«Niente festini, solo cene simpatiche»


di Maria Berlinguer
ROMA.«Non ho mai intrattenuto relazioni con minorenni né organizzato 'festini". Ho partecipato soltanto a cene certamente simpatiche, ma assolutamente ineccepibili sul piano della moralità e dell'eleganza. E non ho mai invitato consapevolmente a casa mia persone poco serie». Per Berlusconi anche il quotidiano dei vescovi, 'Avvenire", che in più occasioni ha condannato il suo stile di vita, «è caduto nel tranello». Lo dice «concedendo» un'intervista esclusiva al settimale 'Chi", per altro di sua proprietà. E' l'occasione per togliersi qualche peso dallo stomaco su privacy, inno nazionale, figli, moglie e avversari politici. Il coro di polemiche scatenate dalla proposta della Lega che vuole abolire l'inno di Mameli? Al premier non fa nessuna impressione: «Non ho alcuna preoccupazione per la solidità di questa maggioranza», premette. Poi ripete quello che aveva detto nella serata della vittoria del Milan sulla Juve, quella in cui non ha premiato la sua squadra per la paura di prendere fischi dai tifosi, anche se ora dice di aver rinunciato alla premiazione perché sprovvisto di cravatta.
«Quelle di Bossi, al quale mi sento legato da amore fraterno, sono carezze per la sua gente, il suo popolo», dice a 'Chi". «All'inno di Mameli sono legati momenti di gioia e di commozione e poi sostituirlo sarebbe molto complicato», aggiunge. Berlusconi minimizza. In ogni caso è lo stesso Bossi a chiudere la querelle. Il senatur infatti fa marcia indietro e se la prende con i giornalisti che «andrebbero messi in galera» per aver montato un caso ad arte.

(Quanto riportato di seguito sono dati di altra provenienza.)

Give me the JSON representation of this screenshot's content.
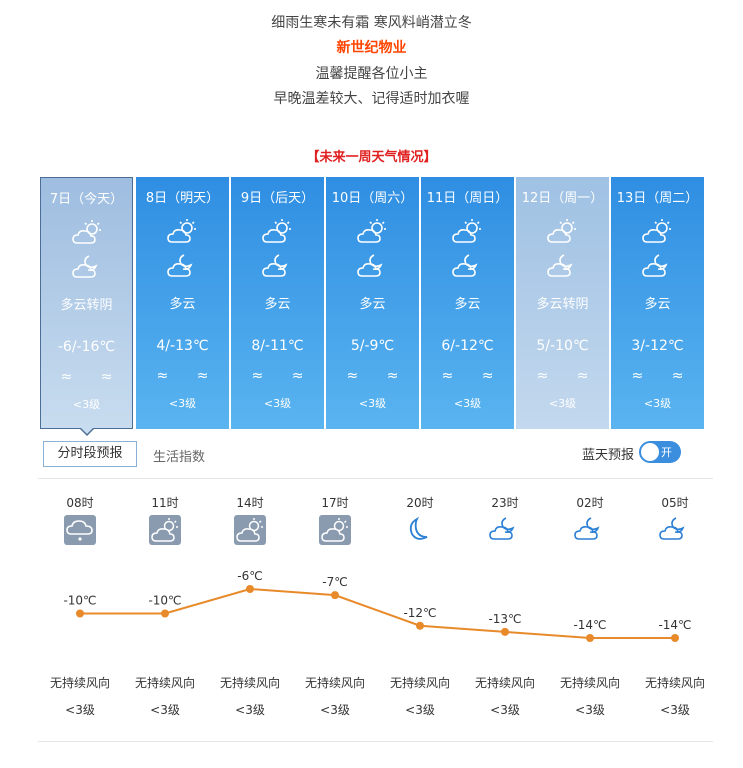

Di tutt'altro avviso Carlo Azeglio Ciampi. L'ex presidente della Repubblica a 'Radio anch'io" si definisce amareggiato per le polemiche sull'inno e lancia un messaggio al mondo politico: «Per superare la crisi economica ci vuole unità e non divisione». Ripete che c'è un partito, la Lega, che vuole ancora la secessione, ma che non riuscirà a rompere l'unità degli italiani.
Nella sua prima estate da separato, Berlusconi torna a difendere la sua privacy, dopo gli scandali. «Il diritto alla riservatezza è una parte essenziale della libertà, ridurre la libertà altrui in uno stato di diritto è un reato grave per il quale non basta una multa, come fosse un divieto di sosta». Della sua prima estate senza Veronica dice: «E' difficile prendere atto che dopo trent'anni molto è cambiato nella propria vita, soprattutto quando si è vissuta una vera storia d'amore». Quanto ai figli e alla rivalità che si sarebbe scatenata tra Marina, primogenita del premier e della prima moglie Carla Dall'Oglio, e Barbara prima figlia di Veronica, il padre si sbilancia in favore della prima. «Ci assomigliamo molto, ci riconosciamo nei giudizi sulle situazini e sugli altri, abbiamo la stessa passione per i risultati che nascono dalla creatività e ci vogliamo moltissimo bene». E Barbara che ha concesso un'intervista a 'Vanity fair" piuttosto critica? «Non sapevo dell'intervista», ammette il premier, «ma era immaginabile che qualche settimanale avrebbe cercato il sensazionalismo, cioè di contrapporre mia figlia a me». Per il padre l'intervista andava benissimo ma è stata strumentalizzata. Per Berlusconi il «nuovo sport nazionale» è aggredire la sua famiglia.